A dirty bomb combined with a few more wars costing a couple hundred billion dollars is not going to bankrupt us. I’m not saying that it would be a fiscal cakewalk, but the US is not going to bankrupted.
There is evidence tha SAl-Queda and Bin Laden benefitted from the drop in stock prices following the 9/11 attacks. If they sold short, they made a fortune. So, far from meaningless terrorattacks, these attacks may well be the means that Al-Queda uses to sustain itself.
The actual affects on the American Economy of 9/11 were exaggerated. The US can survive the loss of two buildings, what are they, a few billion each? That’s a drop in the bucket for a 12 trillion dollar economy. The real threat to the economy was not that two buildings fell down, but that CNN showed everybody them falling down. A few million people sharply curbing their purchases one day is much more damaging. People didn’t feel like buying new cars or flat-screen tv’s because 9/11 ‘scared’ them. It’s not like they could not go out and buy new cars, but that they didn’t desire them for a while. That’s why George Bush encouraged/ordered the people to maintain their spending habits after the attack.
So, the US can survive the loss of the golden gate bridge, or a gas attack in disneyland, or a what have you, because the country’s so huge. Even if Baltimore gets nuked (worst case scenario) it’s not like Los Angeles, Seattle, Detroit, Columbus, Houston, Boston, or Orlando can’t recover. Thus the only way to threaten the american economy is not by physical acts but to alter the economic activity of the citizens.
I suppose you could broadcast another atrocity on TV, but in my opinion it would only be met with more outrage, not fear. I just don’t think people are in the mood to be afraid anymore.
Everyone is correct I can’t imagine a scenario where an attack bankrupts the U.S. out of the blue (barring multiple +10ish nuclear weapons smuggled in country) or even does tremendous lasting systemic economic damage … There * could* be a devastating effect on certain industries: Securities, Airlines, specific-area Real Estate.
As outlined by** Broadus ** and others, the true systemic problems would come from people’s fears and reactions: by curbing spending, postponing investment etc.
But I would submit any effect would be short lived.
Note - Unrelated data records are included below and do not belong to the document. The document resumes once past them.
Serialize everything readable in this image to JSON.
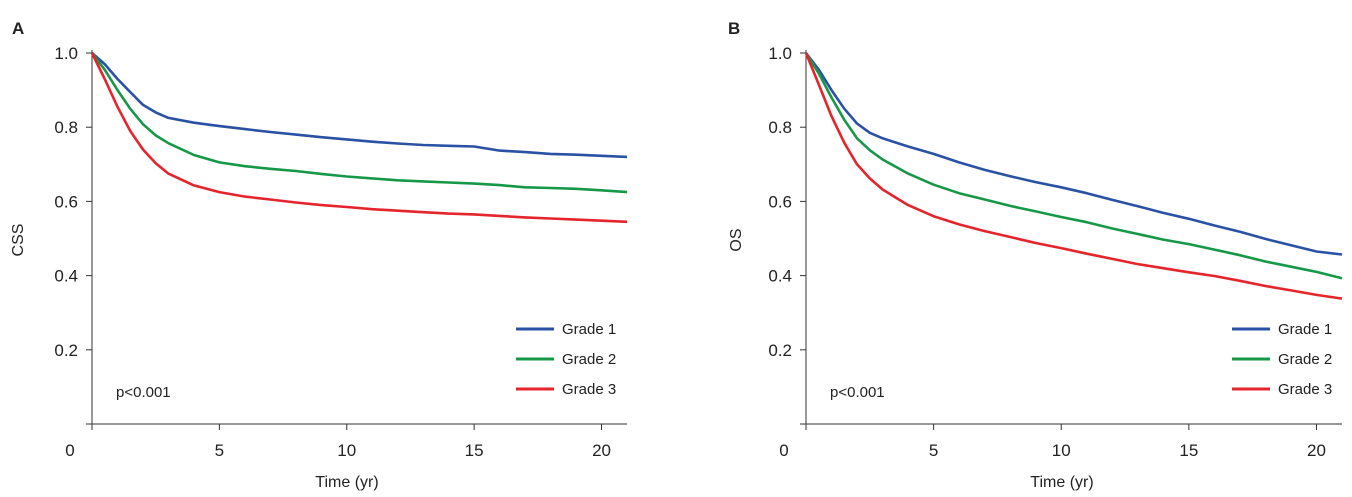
{
  "chart_data": [
    {
      "type": "line",
      "panel_label": "A",
      "xlabel": "Time (yr)",
      "ylabel": "CSS",
      "xlim": [
        0,
        21
      ],
      "ylim": [
        0,
        1.0
      ],
      "x_ticks": [
        0,
        5,
        10,
        15,
        20
      ],
      "y_ticks": [
        0.2,
        0.4,
        0.6,
        0.8,
        1.0
      ],
      "y_tick_labels": [
        "0.2",
        "0.4",
        "0.6",
        "0.8",
        "1.0"
      ],
      "grid": false,
      "legend_position": "bottom-right",
      "annotation": "p<0.001",
      "series": [
        {
          "name": "Grade 1",
          "color": "#2a52a4",
          "x": [
            0,
            0.5,
            1,
            1.5,
            2,
            2.5,
            3,
            4,
            5,
            6,
            7,
            8,
            9,
            10,
            11,
            12,
            13,
            14,
            15,
            16,
            17,
            18,
            19,
            20,
            21
          ],
          "y": [
            1.0,
            0.97,
            0.93,
            0.895,
            0.86,
            0.84,
            0.825,
            0.812,
            0.803,
            0.795,
            0.787,
            0.78,
            0.773,
            0.767,
            0.761,
            0.756,
            0.752,
            0.75,
            0.748,
            0.737,
            0.733,
            0.728,
            0.726,
            0.723,
            0.72
          ]
        },
        {
          "name": "Grade 2",
          "color": "#169848",
          "x": [
            0,
            0.5,
            1,
            1.5,
            2,
            2.5,
            3,
            4,
            5,
            6,
            7,
            8,
            9,
            10,
            11,
            12,
            13,
            14,
            15,
            16,
            17,
            18,
            19,
            20,
            21
          ],
          "y": [
            1.0,
            0.955,
            0.9,
            0.85,
            0.808,
            0.778,
            0.757,
            0.725,
            0.705,
            0.695,
            0.688,
            0.682,
            0.674,
            0.667,
            0.662,
            0.657,
            0.654,
            0.651,
            0.648,
            0.644,
            0.638,
            0.636,
            0.634,
            0.63,
            0.625
          ]
        },
        {
          "name": "Grade 3",
          "color": "#e4252b",
          "x": [
            0,
            0.5,
            1,
            1.5,
            2,
            2.5,
            3,
            4,
            5,
            6,
            7,
            8,
            9,
            10,
            11,
            12,
            13,
            14,
            15,
            16,
            17,
            18,
            19,
            20,
            21
          ],
          "y": [
            1.0,
            0.93,
            0.855,
            0.79,
            0.74,
            0.703,
            0.675,
            0.643,
            0.625,
            0.613,
            0.605,
            0.597,
            0.59,
            0.585,
            0.579,
            0.575,
            0.571,
            0.567,
            0.565,
            0.561,
            0.557,
            0.554,
            0.551,
            0.548,
            0.545
          ]
        }
      ]
    },
    {
      "type": "line",
      "panel_label": "B",
      "xlabel": "Time (yr)",
      "ylabel": "OS",
      "xlim": [
        0,
        21
      ],
      "ylim": [
        0,
        1.0
      ],
      "x_ticks": [
        0,
        5,
        10,
        15,
        20
      ],
      "y_ticks": [
        0.2,
        0.4,
        0.6,
        0.8,
        1.0
      ],
      "y_tick_labels": [
        "0.2",
        "0.4",
        "0.6",
        "0.8",
        "1.0"
      ],
      "grid": false,
      "legend_position": "bottom-right",
      "annotation": "p<0.001",
      "series": [
        {
          "name": "Grade 1",
          "color": "#2a52a4",
          "x": [
            0,
            0.5,
            1,
            1.5,
            2,
            2.5,
            3,
            4,
            5,
            6,
            7,
            8,
            9,
            10,
            11,
            12,
            13,
            14,
            15,
            16,
            17,
            18,
            19,
            20,
            21
          ],
          "y": [
            1.0,
            0.955,
            0.9,
            0.85,
            0.81,
            0.785,
            0.77,
            0.748,
            0.728,
            0.705,
            0.685,
            0.668,
            0.652,
            0.638,
            0.622,
            0.604,
            0.587,
            0.569,
            0.553,
            0.535,
            0.518,
            0.499,
            0.482,
            0.465,
            0.457
          ]
        },
        {
          "name": "Grade 2",
          "color": "#169848",
          "x": [
            0,
            0.5,
            1,
            1.5,
            2,
            2.5,
            3,
            4,
            5,
            6,
            7,
            8,
            9,
            10,
            11,
            12,
            13,
            14,
            15,
            16,
            17,
            18,
            19,
            20,
            21
          ],
          "y": [
            1.0,
            0.945,
            0.88,
            0.82,
            0.77,
            0.738,
            0.713,
            0.675,
            0.645,
            0.622,
            0.605,
            0.588,
            0.573,
            0.558,
            0.544,
            0.527,
            0.512,
            0.497,
            0.485,
            0.47,
            0.455,
            0.438,
            0.424,
            0.41,
            0.393
          ]
        },
        {
          "name": "Grade 3",
          "color": "#e4252b",
          "x": [
            0,
            0.5,
            1,
            1.5,
            2,
            2.5,
            3,
            4,
            5,
            6,
            7,
            8,
            9,
            10,
            11,
            12,
            13,
            14,
            15,
            16,
            17,
            18,
            19,
            20,
            21
          ],
          "y": [
            1.0,
            0.915,
            0.83,
            0.758,
            0.7,
            0.662,
            0.632,
            0.59,
            0.56,
            0.538,
            0.52,
            0.504,
            0.488,
            0.474,
            0.459,
            0.445,
            0.431,
            0.42,
            0.409,
            0.399,
            0.386,
            0.372,
            0.36,
            0.348,
            0.338
          ]
        }
      ]
    }
  ]
}
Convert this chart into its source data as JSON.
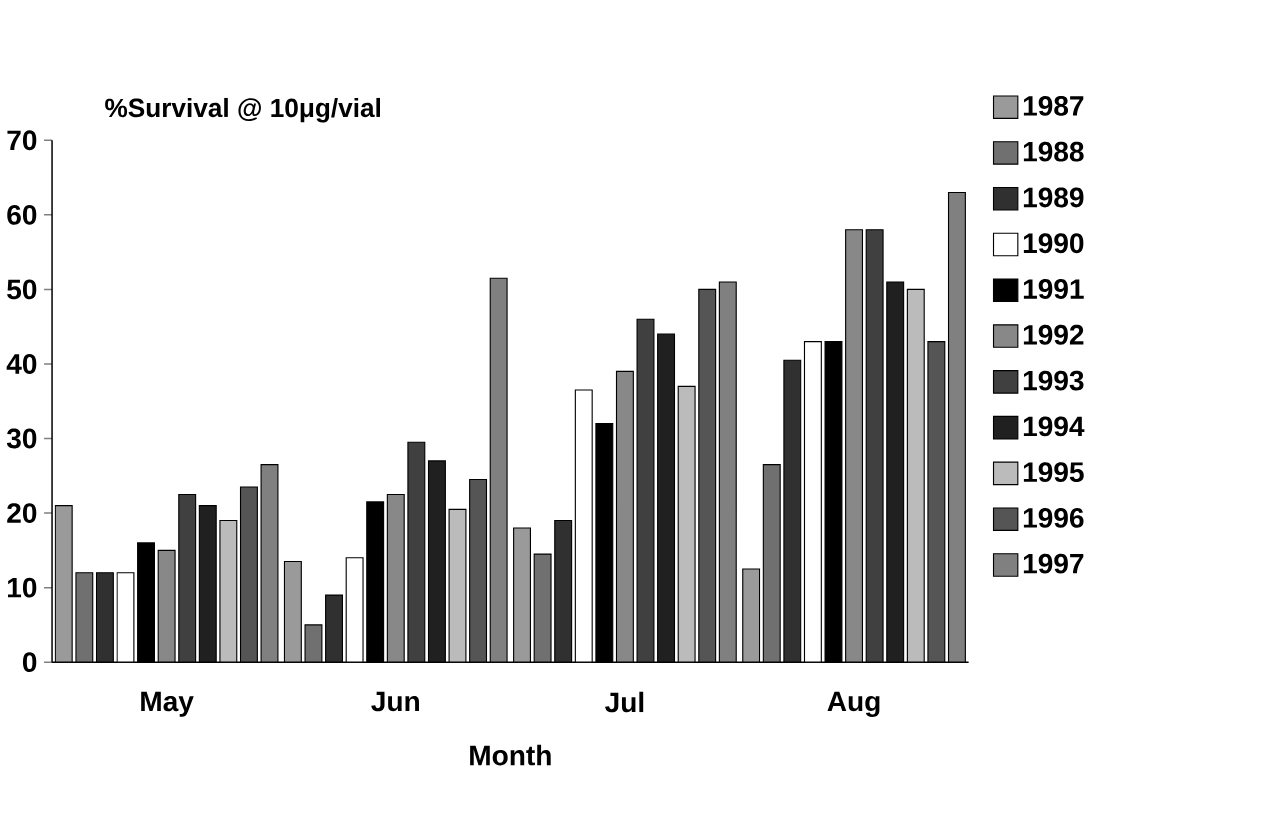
{
  "chart_data": {
    "type": "bar",
    "title": "%Survival @ 10μg/vial",
    "xlabel": "Month",
    "categories": [
      "May",
      "Jun",
      "Jul",
      "Aug"
    ],
    "series": [
      {
        "name": "1987",
        "color": "#9a9a9a",
        "values": [
          21,
          13.5,
          18,
          12.5
        ]
      },
      {
        "name": "1988",
        "color": "#707070",
        "values": [
          12,
          5,
          14.5,
          26.5
        ]
      },
      {
        "name": "1989",
        "color": "#303030",
        "values": [
          12,
          9,
          19,
          40.5
        ]
      },
      {
        "name": "1990",
        "color": "#ffffff",
        "values": [
          12,
          14,
          36.5,
          43
        ]
      },
      {
        "name": "1991",
        "color": "#000000",
        "values": [
          16,
          21.5,
          32,
          43
        ]
      },
      {
        "name": "1992",
        "color": "#888888",
        "values": [
          15,
          22.5,
          39,
          58
        ]
      },
      {
        "name": "1993",
        "color": "#404040",
        "values": [
          22.5,
          29.5,
          46,
          58
        ]
      },
      {
        "name": "1994",
        "color": "#202020",
        "values": [
          21,
          27,
          44,
          51
        ]
      },
      {
        "name": "1995",
        "color": "#bbbbbb",
        "values": [
          19,
          20.5,
          37,
          50
        ]
      },
      {
        "name": "1996",
        "color": "#555555",
        "values": [
          23.5,
          24.5,
          50,
          43
        ]
      },
      {
        "name": "1997",
        "color": "#808080",
        "values": [
          26.5,
          51.5,
          51,
          63
        ]
      }
    ],
    "ylim": [
      0,
      70
    ],
    "yticks": [
      0,
      10,
      20,
      30,
      40,
      50,
      60,
      70
    ],
    "legend": "right",
    "grid": false
  }
}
We lost our innocence 9-11 (he said dramatically) and I think anything that follows (almost no matter how horrific it is) will be to a certain extent expected – we will not be as shocked next time even if it is 10X worse, so we would recover from what shock we did have faster.
Deficit shmeficit. The problem isn’t just the deficits but their result. This nation is in the hole to the tune of seven fucking trillion dollars and our debt is increasing by more than $2 billion every day. You can’t say that we are OK because things were worse back in the 80s. They weren’t. Hell, we have never even gotten around to paying off the deficits from back then let alone our current overdrawing and the future looks even bleaker. There is no will to significantly cut spending or raise taxes and the Boomers are going to start retiring in a few years. We don’t need a terrorist attack to send our economy down the tubes. Our collective irresponsibility is doing it for us.
The American economy survived a four year war with the Third Reich and Imperial Japan at the same time; it survived a civil war; it survived several depressions; it survived a cold war that went on for four decades. Another terrorist attack is not going to cause economic collapse. The United States has an immense depth of resources that have not even begun to be tapped.
The problem is going through heavy sacrifices for real wars… not fake ones. Any country is willing to go through heavy government spending for valid reasons. Its not IF the US should be going through economic hardship as much as WHY… IMHO.
As for another Terrorist attack… it really depends on what they hit. If they just kill people its bad… but not very bad. If they cause major havoc in a big city it might affect the economy or if they hit a key industry.